Non classé « La société civile marocaine s’est emparée du genre »

Zohra Mezgueldi

La notion de genre est-elle aussi difficilement acceptée au Maroc qu’en France ?

Pas du tout ! Il faut arrêter d’avoir des images stéréotypées de notre pays ! Contrairement à vous, nous n’avons pas hérité de la tradition jacobine et universaliste qui marque encore trop les esprits en France. Nous n’avons pas la même histoire, mais n’avons pas non plus de problème linguistique avec le mot « genre ». Nous sommes une société ouverte qui, un peu comme une éponge, absorbe et se réapproprie les faits culturels. C’est notre spécificité ! La société civile s’est donc emparée du genre pour l’appliquer au travail énorme qu’elle accomplit depuis longtemps, que ce soit dans le domaine de l’alphabétisation, la scolarisation des filles ou la violence domestique. Cette nouvelle approche permet par exemple de prendre en compte l’homme dans le cas des violences.

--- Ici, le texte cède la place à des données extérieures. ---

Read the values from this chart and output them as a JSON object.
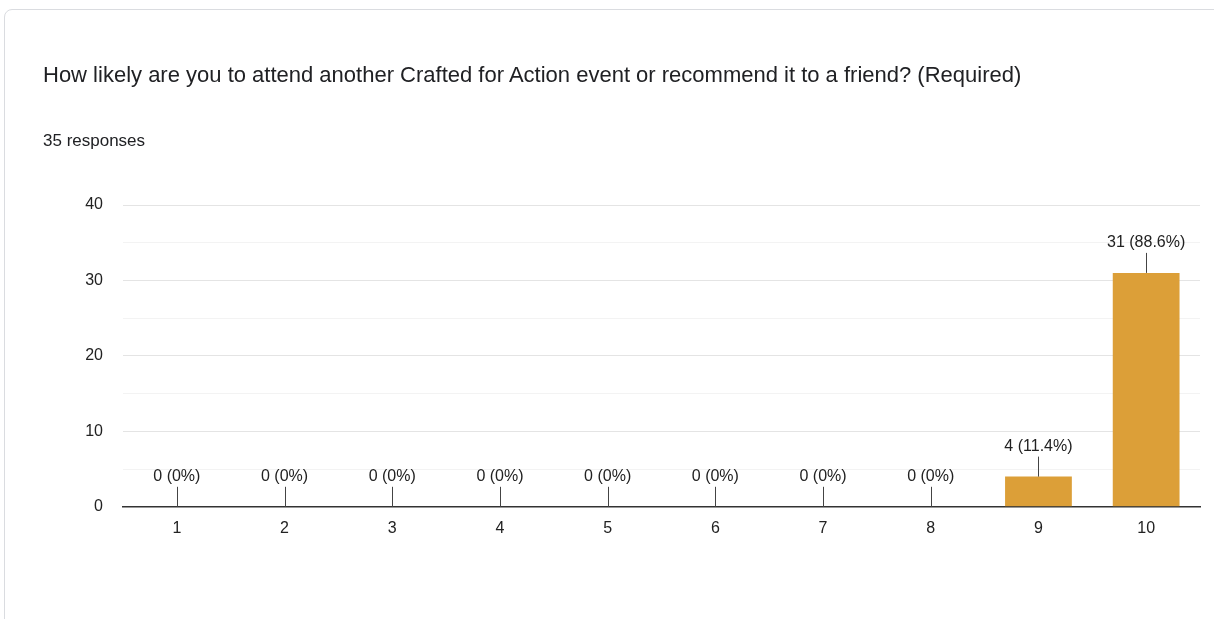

Comment cette notion s’est-elle imposée dans tous les domaines ?

Dès le départ, les mouvements de défense des droits des femmes mais aussi ceux des droits humains ont eu chez nous des préoccupations sociales et ont œuvré aussi bien dans le domaine du droit (du travail ou de la famille) que dans celui de la place des femmes dans la sphère publique ou dans le développement. C’est dans ce contexte que le genre a été introduit au début des années 2000 : l’organisation d’études universitaires spécialisées a permis à beaucoup de ces acteurs de la société civile de mieux comprendre les rapports sociaux de sexes et les inégalités qui en découlaient. Aujourd’hui, c’est ensemble que nous développons une réflexion critique pour déconstruire les représentations des sexes, entre autre dans les manuels scolaires. Nous comprenons combien ce sont les sociétés, les cultures, qui dictent les usages du genre et combien ces identités, ces statuts ou ces rôles construits sont donc modifiables.

Pour ma part, c’est depuis les années soixante-dix que mon travail a porté sur la place des hommes et des femmes dans la littérature et les images stéréotypées qu’elle véhiculait. Si bien que quand le genre a été introduit, je n’ai pas été dépaysée, bien au contraire ! On n’avait pas encore le concept, mais il allait en quelque sorte de soi.

Comment s’inscrit cette nouvelle approche dans le cadre des « printemps       arabes » ?

Nous ne parlons pas au Maroc de « printemps arabe » mais plutôt de « printemps démocratique ». Il est évidemment le cadre de débats de plus en plus durs sur la vision des hommes et des femmes dans notre société dans lesquels des courants conservateurs s’opposent aux modernistes. On a ainsi pu voir les religieux s’emparer eux aussi du concept de genre… Il faut donc se poser la question du risque de le voir récupéré, et de voir les associations de la société civile en être dépossédées. Mais je garde espoir : nous sommes une société très vivante, et le genre ne peut que la faire évoluer dans le bon sens. Ce qu’il faut aujourd’hui, c’est une volonté politique. Une stratégie nationale pour l’égalité et l’équité entre les sexes par l’intégration de l’approche genre dans les politiques et programmes de développement a été mise en place par le précédent gouvernement. On attend maintenant une concrétisation de cette stratégie, mais je pense que les forces vives du Maroc bougent les lignes jusqu’au sein du mouvement islamiste et que celui-ci ne pourra pas aller contre certaines avancées.